I have 10 minutes before I need to take my babysitter home so I thought I'd check in here and read the comments to my last post. As usual, fantastic.
I also thought I'd give those of you who are wondering a quick update on where I am spiritually since it's been a while since I've talked about the big picture. A few thoughts:
- I am liking church a lot more than I thought I would. When I first started considering the whole religion thing I kept trying to think of a way to get out of having to go to church. It's now one of my favorite parts of the week. One odd thing is that I usually end up teary-eyed at some point in the Mass, though not about anything in particular.
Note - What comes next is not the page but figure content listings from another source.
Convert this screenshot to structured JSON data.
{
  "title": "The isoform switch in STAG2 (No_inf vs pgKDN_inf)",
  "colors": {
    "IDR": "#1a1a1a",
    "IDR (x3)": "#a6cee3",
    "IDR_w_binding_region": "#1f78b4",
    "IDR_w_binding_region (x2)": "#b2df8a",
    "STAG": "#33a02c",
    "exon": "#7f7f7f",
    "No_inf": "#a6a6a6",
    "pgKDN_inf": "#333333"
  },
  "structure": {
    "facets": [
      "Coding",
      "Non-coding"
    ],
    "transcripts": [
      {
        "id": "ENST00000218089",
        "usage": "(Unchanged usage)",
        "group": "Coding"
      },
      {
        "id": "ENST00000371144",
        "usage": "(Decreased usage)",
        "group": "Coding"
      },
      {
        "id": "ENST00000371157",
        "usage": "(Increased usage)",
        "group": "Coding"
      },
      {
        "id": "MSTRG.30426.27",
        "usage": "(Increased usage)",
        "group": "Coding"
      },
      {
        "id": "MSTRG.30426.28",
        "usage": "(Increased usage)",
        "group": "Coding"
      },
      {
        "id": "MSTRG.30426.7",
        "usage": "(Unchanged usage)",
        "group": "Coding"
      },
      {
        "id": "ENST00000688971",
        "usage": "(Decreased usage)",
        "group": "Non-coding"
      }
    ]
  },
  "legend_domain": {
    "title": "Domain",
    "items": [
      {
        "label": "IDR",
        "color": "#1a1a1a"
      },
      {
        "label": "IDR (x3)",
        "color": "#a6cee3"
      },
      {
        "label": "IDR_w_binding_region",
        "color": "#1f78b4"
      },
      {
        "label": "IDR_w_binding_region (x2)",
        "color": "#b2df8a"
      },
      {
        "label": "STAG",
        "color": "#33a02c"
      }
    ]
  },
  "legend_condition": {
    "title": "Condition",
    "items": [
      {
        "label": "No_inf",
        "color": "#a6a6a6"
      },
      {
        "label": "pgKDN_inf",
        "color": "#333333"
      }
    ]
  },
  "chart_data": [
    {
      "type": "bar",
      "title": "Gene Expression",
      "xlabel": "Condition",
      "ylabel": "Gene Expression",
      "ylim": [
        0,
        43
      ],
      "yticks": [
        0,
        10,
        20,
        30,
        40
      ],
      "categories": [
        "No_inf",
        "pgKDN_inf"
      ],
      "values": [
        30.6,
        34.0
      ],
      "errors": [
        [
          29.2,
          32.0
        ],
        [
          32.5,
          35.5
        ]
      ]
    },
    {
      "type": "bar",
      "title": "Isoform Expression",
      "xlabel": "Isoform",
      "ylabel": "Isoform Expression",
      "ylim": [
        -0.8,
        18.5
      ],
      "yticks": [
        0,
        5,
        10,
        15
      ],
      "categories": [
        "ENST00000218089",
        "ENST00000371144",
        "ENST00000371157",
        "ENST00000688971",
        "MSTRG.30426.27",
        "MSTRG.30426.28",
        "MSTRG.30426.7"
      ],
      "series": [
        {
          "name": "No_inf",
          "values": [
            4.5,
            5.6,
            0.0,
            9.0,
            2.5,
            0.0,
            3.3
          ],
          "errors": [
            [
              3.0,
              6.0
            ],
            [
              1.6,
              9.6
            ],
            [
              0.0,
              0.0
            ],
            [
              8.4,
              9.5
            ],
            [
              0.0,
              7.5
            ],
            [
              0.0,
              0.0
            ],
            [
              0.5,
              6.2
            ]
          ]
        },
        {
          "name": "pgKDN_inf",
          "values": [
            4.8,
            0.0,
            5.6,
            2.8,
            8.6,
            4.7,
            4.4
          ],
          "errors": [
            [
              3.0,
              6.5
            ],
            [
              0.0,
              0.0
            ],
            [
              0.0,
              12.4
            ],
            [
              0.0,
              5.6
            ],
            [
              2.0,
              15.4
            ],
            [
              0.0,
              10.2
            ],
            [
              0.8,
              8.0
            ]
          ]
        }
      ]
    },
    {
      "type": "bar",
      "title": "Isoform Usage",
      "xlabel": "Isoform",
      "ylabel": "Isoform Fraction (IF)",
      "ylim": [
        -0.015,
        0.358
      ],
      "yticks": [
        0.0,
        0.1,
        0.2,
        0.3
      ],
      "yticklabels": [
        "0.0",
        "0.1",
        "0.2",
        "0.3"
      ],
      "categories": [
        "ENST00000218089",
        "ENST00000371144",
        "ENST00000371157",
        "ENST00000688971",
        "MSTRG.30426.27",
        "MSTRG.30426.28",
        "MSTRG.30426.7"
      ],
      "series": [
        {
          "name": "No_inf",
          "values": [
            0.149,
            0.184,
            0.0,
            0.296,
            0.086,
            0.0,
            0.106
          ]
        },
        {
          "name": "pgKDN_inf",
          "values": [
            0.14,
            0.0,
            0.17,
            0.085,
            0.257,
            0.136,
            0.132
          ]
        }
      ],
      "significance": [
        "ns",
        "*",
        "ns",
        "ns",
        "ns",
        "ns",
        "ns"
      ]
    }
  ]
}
- Oddly, I still don't feel any closer to God. I pretty much totally accept the idea of God and Jesus intellectually, but don't feel it in my heart. I don't feel ready at all to make a statement like "I accept Jesus as my Lord and Savior." I could say it with the caveat "...if he really exists," but not by itself. Also, I still don't totally understand the whole Savior thing (i.e. why God couldn't just decide to forgive us for our sins without sacrificing his Son) but that's the subject of another post.
- I worry about the above. I feel like if I were going to "get it" I would have already by now. Throughout December I hardly even put much thought into it (hence the lack of updates on the blog). Hopefully I'll eventually get it. Maybe I'm just a slow learner.
OK, I am now late taking my babysitter home so that's it for this post. Just wanted to give an update.